A dinâmica parlamentar do deputado estadual Carmelo Neto (PL) tornou-se o centro de discussões nos bastidores da Assembleia Legislativa do Ceará (Alece). Conhecido por sua forte presença digital, o parlamentar vem sendo questionado por colegas de parlamento — inclusive da ala oposicionista — devido à sua constante ausência nas sessões presenciais e ao distanciamento das articulações internas da Casa.

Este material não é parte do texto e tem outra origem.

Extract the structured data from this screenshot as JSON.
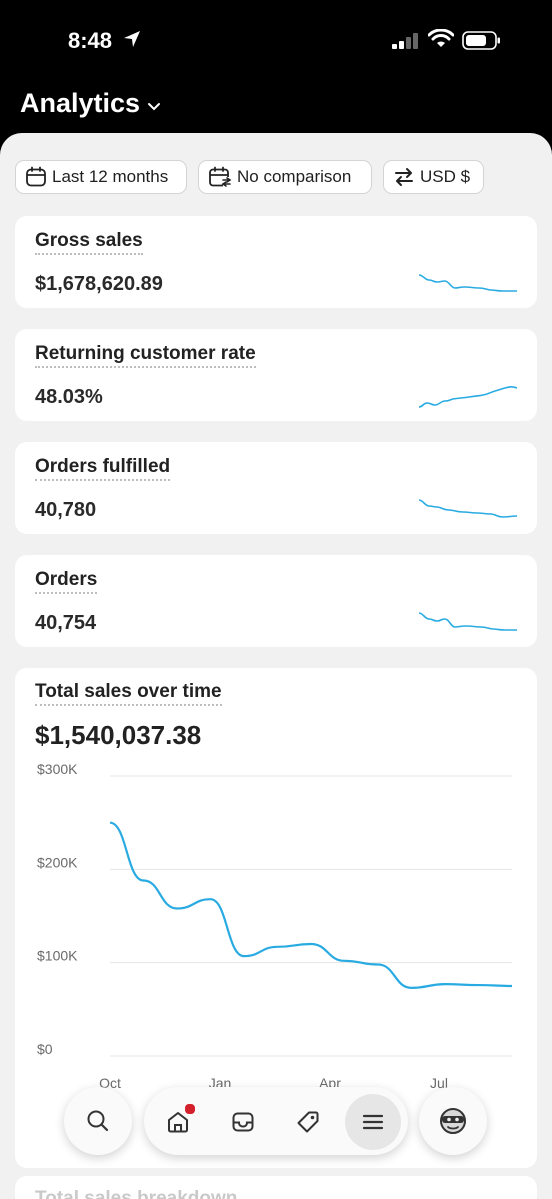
{
  "status": {
    "time": "8:48"
  },
  "header": {
    "title": "Analytics"
  },
  "filters": {
    "date_range": "Last 12 months",
    "comparison": "No comparison",
    "currency": "USD $"
  },
  "metrics": [
    {
      "label": "Gross sales",
      "value": "$1,678,620.89",
      "trend": "down"
    },
    {
      "label": "Returning customer rate",
      "value": "48.03%",
      "trend": "up"
    },
    {
      "label": "Orders fulfilled",
      "value": "40,780",
      "trend": "down"
    },
    {
      "label": "Orders",
      "value": "40,754",
      "trend": "down"
    }
  ],
  "sales_card": {
    "title": "Total sales over time",
    "total": "$1,540,037.38"
  },
  "chart_data": {
    "type": "line",
    "xlabel": "",
    "ylabel": "",
    "y_ticks": [
      "$300K",
      "$200K",
      "$100K",
      "$0"
    ],
    "x_ticks": [
      "Oct",
      "Jan",
      "Apr",
      "Jul"
    ],
    "ylim": [
      0,
      300000
    ],
    "series_color": "#29abe2",
    "x": [
      0,
      1,
      2,
      3,
      4,
      5,
      6,
      7,
      8,
      9,
      10,
      11,
      12
    ],
    "values": [
      250000,
      188000,
      158000,
      168000,
      107000,
      117000,
      120000,
      102000,
      98000,
      73000,
      77000,
      76000,
      75000
    ]
  },
  "breakdown": {
    "title": "Total sales breakdown"
  },
  "colors": {
    "accent": "#29abe2",
    "notification": "#d3202b",
    "header_bg": "#000000",
    "sheet_bg": "#f1f1f1"
  },
  "nav": {
    "items": [
      "search-icon",
      "home-icon",
      "inbox-icon",
      "tag-icon",
      "menu-icon",
      "avatar-icon"
    ]
  }
}
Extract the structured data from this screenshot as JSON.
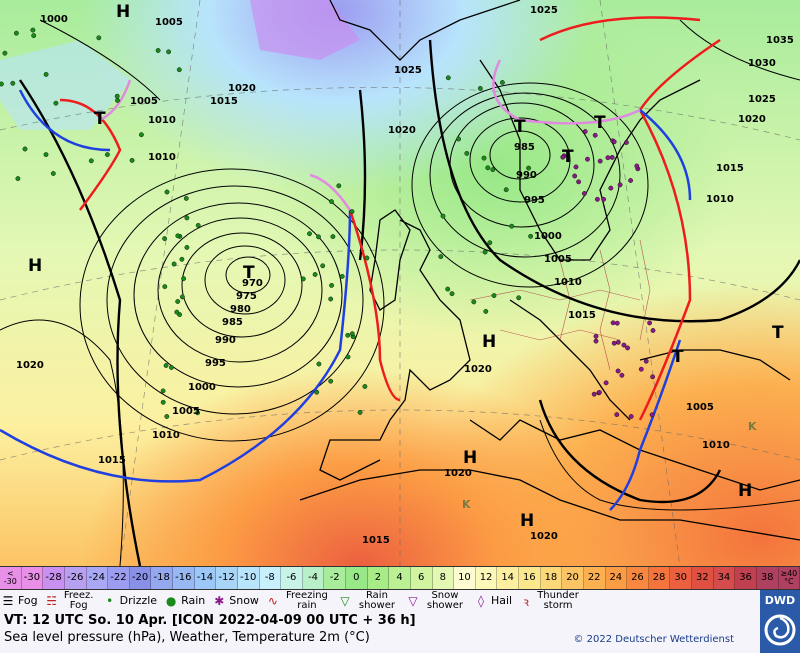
{
  "map": {
    "pressure_labels": [
      "1000",
      "1005",
      "1025",
      "1035",
      "1030",
      "1025",
      "1020",
      "1015",
      "1020",
      "1010",
      "1005",
      "1015",
      "1010",
      "970",
      "975",
      "980",
      "985",
      "990",
      "995",
      "1000",
      "1005",
      "1010",
      "1015",
      "1020",
      "1020",
      "985",
      "990",
      "995",
      "1000",
      "1005",
      "1010",
      "1015",
      "1020",
      "1005",
      "1010",
      "1020",
      "1025",
      "1020",
      "1015",
      "1010"
    ],
    "centers": [
      "H",
      "H",
      "T",
      "T",
      "H",
      "H",
      "H",
      "T",
      "T",
      "H",
      "T",
      "T",
      "T",
      "K",
      "K"
    ],
    "colors": {
      "high_label": "#000000",
      "front_cold": "#1f3fe0",
      "front_warm": "#ee1c1c",
      "occlusion": "#e08ae0",
      "coast": "#000000",
      "isobar": "#000000"
    }
  },
  "scale": {
    "left_label_top": "<",
    "left_label_bottom": "-30",
    "values": [
      "-30",
      "-28",
      "-26",
      "-24",
      "-22",
      "-20",
      "-18",
      "-16",
      "-14",
      "-12",
      "-10",
      "-8",
      "-6",
      "-4",
      "-2",
      "0",
      "2",
      "4",
      "6",
      "8",
      "10",
      "12",
      "14",
      "16",
      "18",
      "20",
      "22",
      "24",
      "26",
      "28",
      "30",
      "32",
      "34",
      "36",
      "38"
    ],
    "right_label_top": "≥40",
    "right_label_bottom": "°C",
    "colors": [
      "#e890e8",
      "#c890f0",
      "#b8a0f0",
      "#a8a8f4",
      "#9c9cf0",
      "#8890e8",
      "#94a8f0",
      "#98b8f4",
      "#9cc8f8",
      "#a8d4f8",
      "#b8e4fc",
      "#c8f0fc",
      "#c8f4e8",
      "#b8f0c8",
      "#a8ec9c",
      "#98e888",
      "#a8ec88",
      "#bcf094",
      "#d0f4a0",
      "#e4f8b4",
      "#fcfcd0",
      "#fcf8b8",
      "#fcf0a0",
      "#fce88c",
      "#fcd878",
      "#fcc464",
      "#fcb050",
      "#fc9c44",
      "#f88840",
      "#f4743c",
      "#ec6040",
      "#e05040",
      "#d44c4c",
      "#c04050",
      "#b04060"
    ]
  },
  "legend": {
    "fog": "Fog",
    "freezing_fog": "Freez. Fog",
    "drizzle": "Drizzle",
    "rain": "Rain",
    "snow": "Snow",
    "freezing_rain": "Freezing rain",
    "rain_shower": "Rain shower",
    "snow_shower": "Snow shower",
    "hail": "Hail",
    "thunderstorm": "Thunder storm"
  },
  "info": {
    "valid_time": "VT: 12 UTC So.  10 Apr. [ICON 2022-04-09  00 UTC + 36 h]",
    "description": "Sea level pressure (hPa), Weather, Temperature 2m (°C)",
    "copyright": "© 2022 Deutscher Wetterdienst",
    "logo": "DWD"
  }
}
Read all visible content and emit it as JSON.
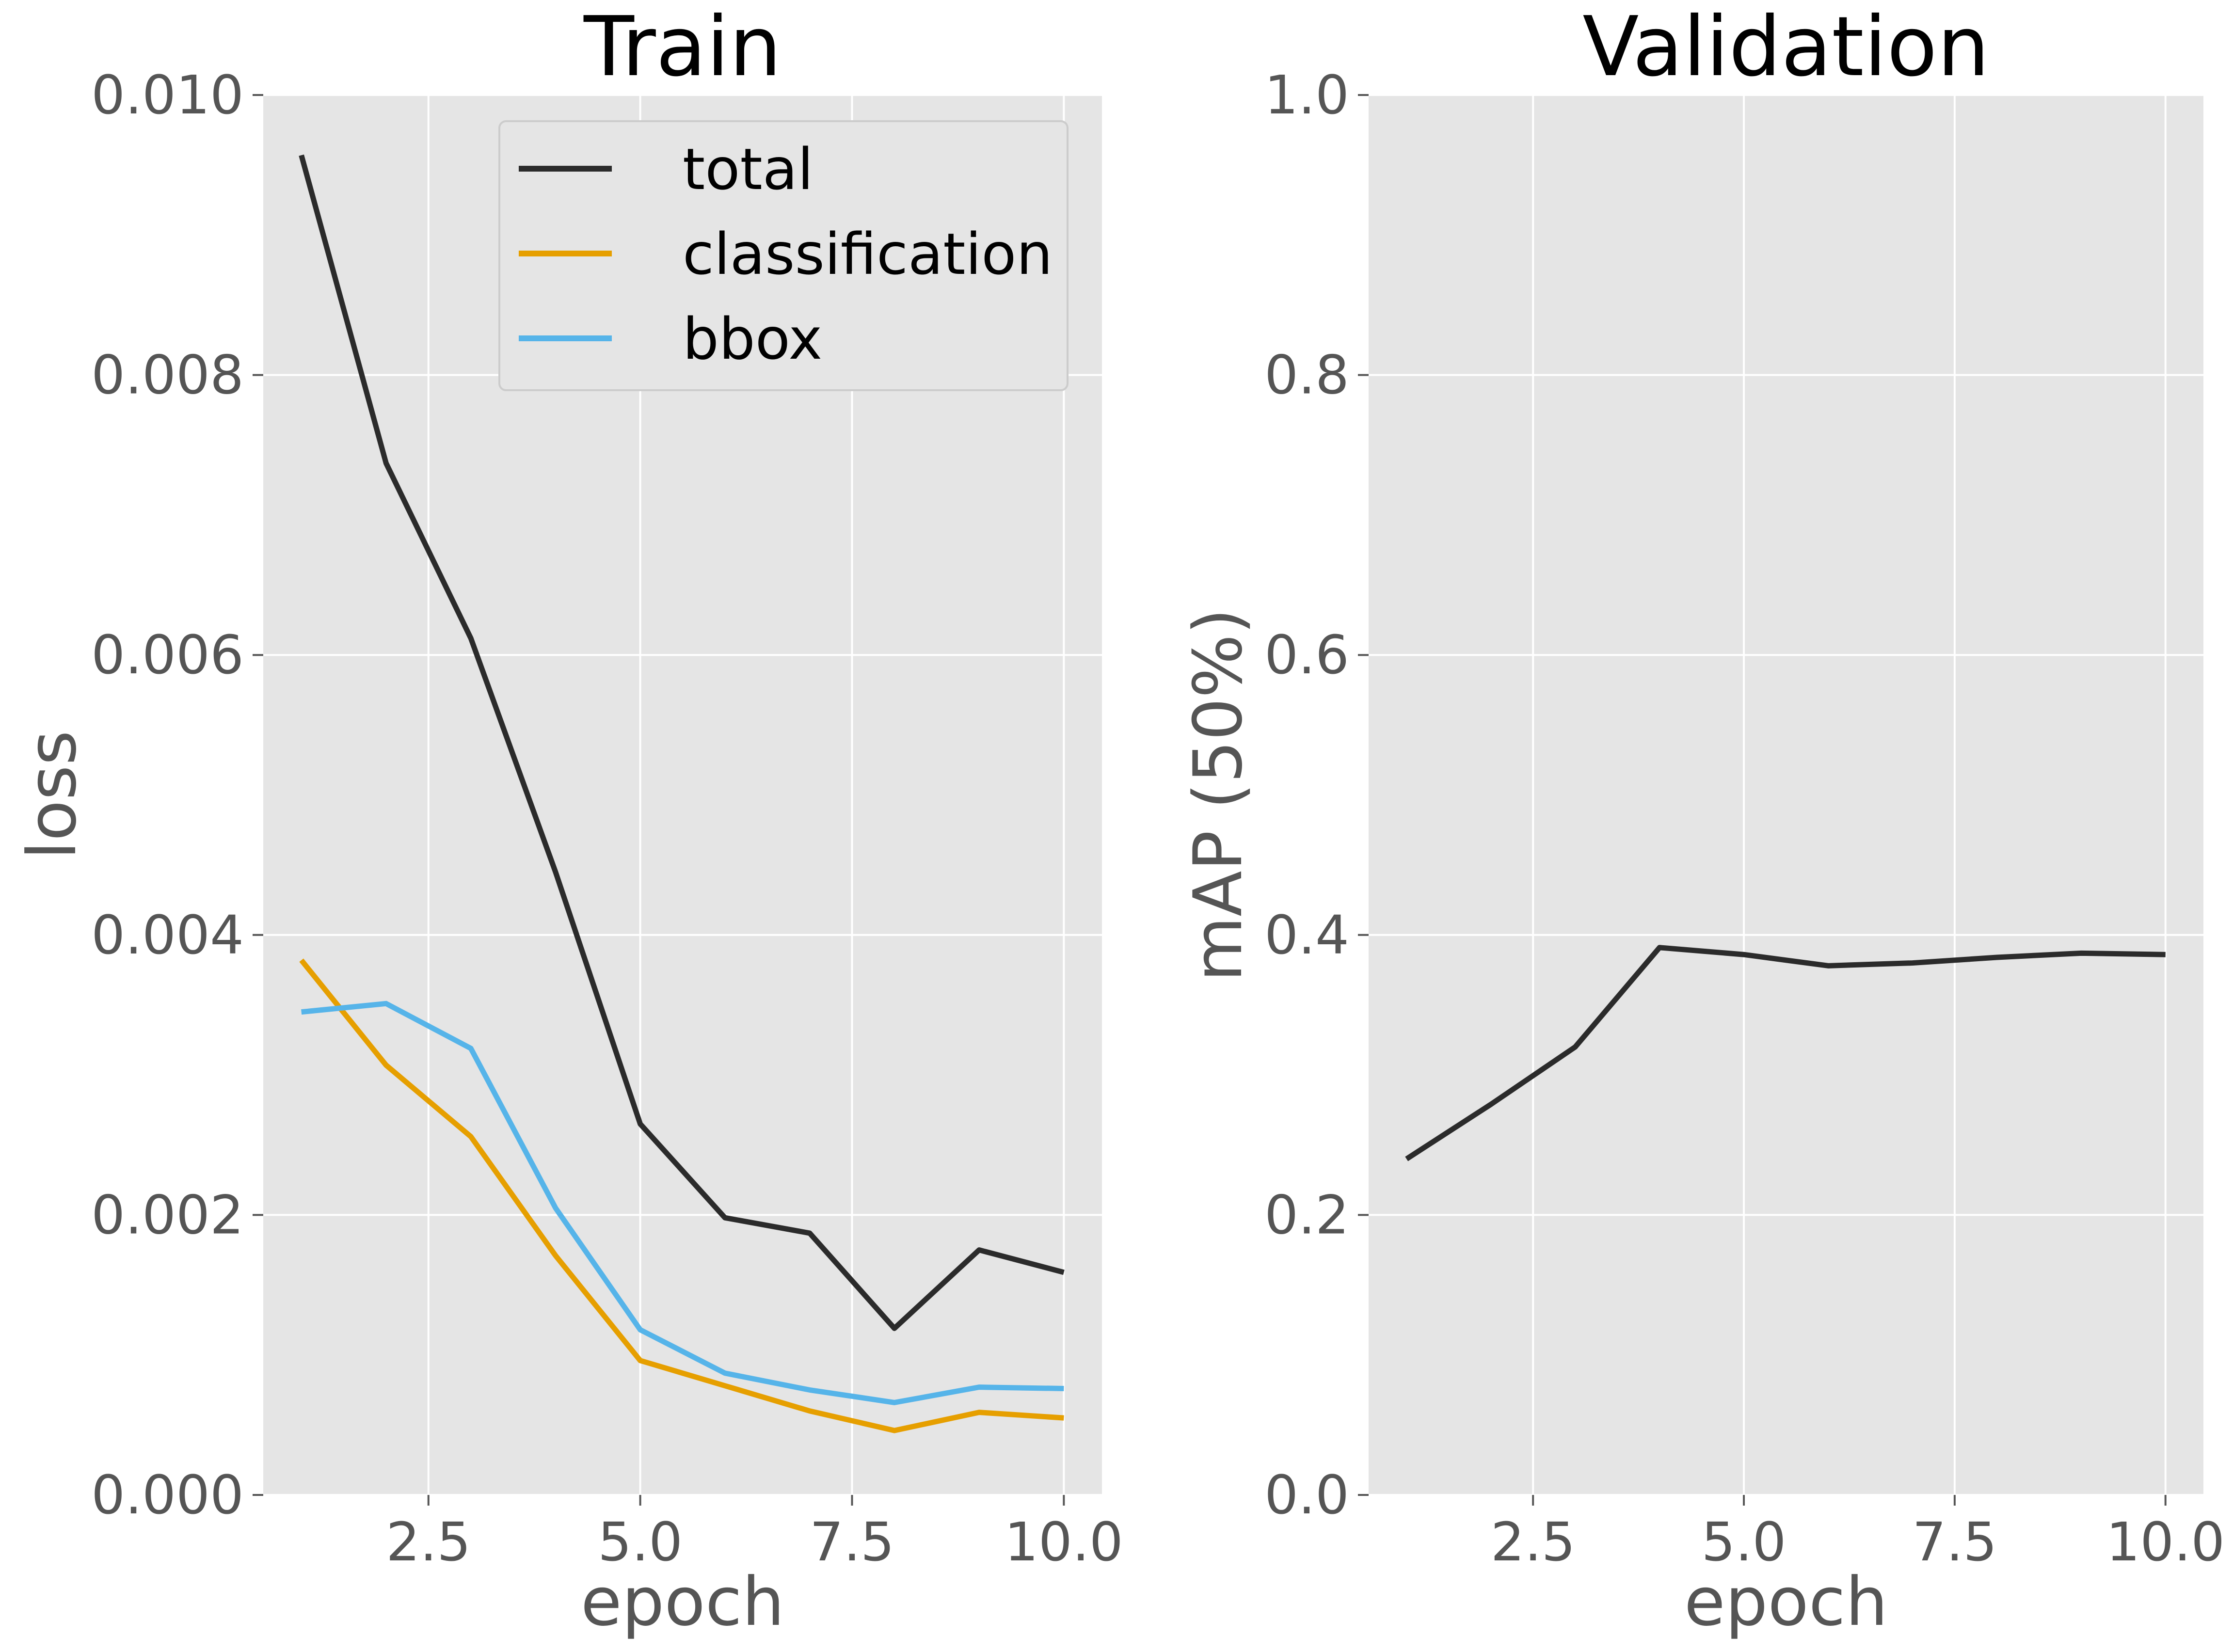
{
  "chart_data": [
    {
      "type": "line",
      "title": "Train",
      "xlabel": "epoch",
      "ylabel": "loss",
      "xlim": [
        0.55,
        10.45
      ],
      "ylim": [
        0.0,
        0.01
      ],
      "xticks": [
        2.5,
        5.0,
        7.5,
        10.0
      ],
      "xtick_labels": [
        "2.5",
        "5.0",
        "7.5",
        "10.0"
      ],
      "yticks": [
        0.0,
        0.002,
        0.004,
        0.006,
        0.008,
        0.01
      ],
      "ytick_labels": [
        "0.000",
        "0.002",
        "0.004",
        "0.006",
        "0.008",
        "0.010"
      ],
      "grid": true,
      "legend_position": "top-right",
      "x": [
        1,
        2,
        3,
        4,
        5,
        6,
        7,
        8,
        9,
        10
      ],
      "series": [
        {
          "name": "total",
          "color": "#2b2b2b",
          "values": [
            0.00957,
            0.00737,
            0.00612,
            0.00445,
            0.00265,
            0.00198,
            0.00187,
            0.00119,
            0.00175,
            0.00159
          ]
        },
        {
          "name": "classification",
          "color": "#e69f00",
          "values": [
            0.00382,
            0.00307,
            0.00256,
            0.00171,
            0.00096,
            0.00078,
            0.0006,
            0.00046,
            0.00059,
            0.00055
          ]
        },
        {
          "name": "bbox",
          "color": "#56b4e9",
          "values": [
            0.00345,
            0.00351,
            0.00319,
            0.00205,
            0.00118,
            0.00087,
            0.00075,
            0.00066,
            0.00077,
            0.00076
          ]
        }
      ]
    },
    {
      "type": "line",
      "title": "Validation",
      "xlabel": "epoch",
      "ylabel": "mAP (50%)",
      "xlim": [
        0.55,
        10.45
      ],
      "ylim": [
        0.0,
        1.0
      ],
      "xticks": [
        2.5,
        5.0,
        7.5,
        10.0
      ],
      "xtick_labels": [
        "2.5",
        "5.0",
        "7.5",
        "10.0"
      ],
      "yticks": [
        0.0,
        0.2,
        0.4,
        0.6,
        0.8,
        1.0
      ],
      "ytick_labels": [
        "0.0",
        "0.2",
        "0.4",
        "0.6",
        "0.8",
        "1.0"
      ],
      "grid": true,
      "legend_position": "none",
      "x": [
        1,
        2,
        3,
        4,
        5,
        6,
        7,
        8,
        9,
        10
      ],
      "series": [
        {
          "name": "mAP (50%)",
          "color": "#2b2b2b",
          "values": [
            0.24,
            0.279,
            0.32,
            0.391,
            0.386,
            0.378,
            0.38,
            0.384,
            0.387,
            0.386
          ]
        }
      ]
    }
  ]
}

Desde a pandemia de COVID-19, a Alece mantém um sistema híbrido de participação. No entanto, uma determinação da Mesa Diretora estabelece que as quartas-feiras exigem a presença física dos deputados no plenário. Segundo relatos de parlamentares e servidores, Carmelo Neto raramente é visto nas sessões e, quando comparece, costuma deixar o recinto antes do encerramento dos trabalhos.
O deputado justifica o comportamento afirmando que seu mandato é exercido nas ruas. De acordo com sua assessoria e publicações próprias, o foco tem sido viajar por municípios cearenses para fiscalizar gestões municipais.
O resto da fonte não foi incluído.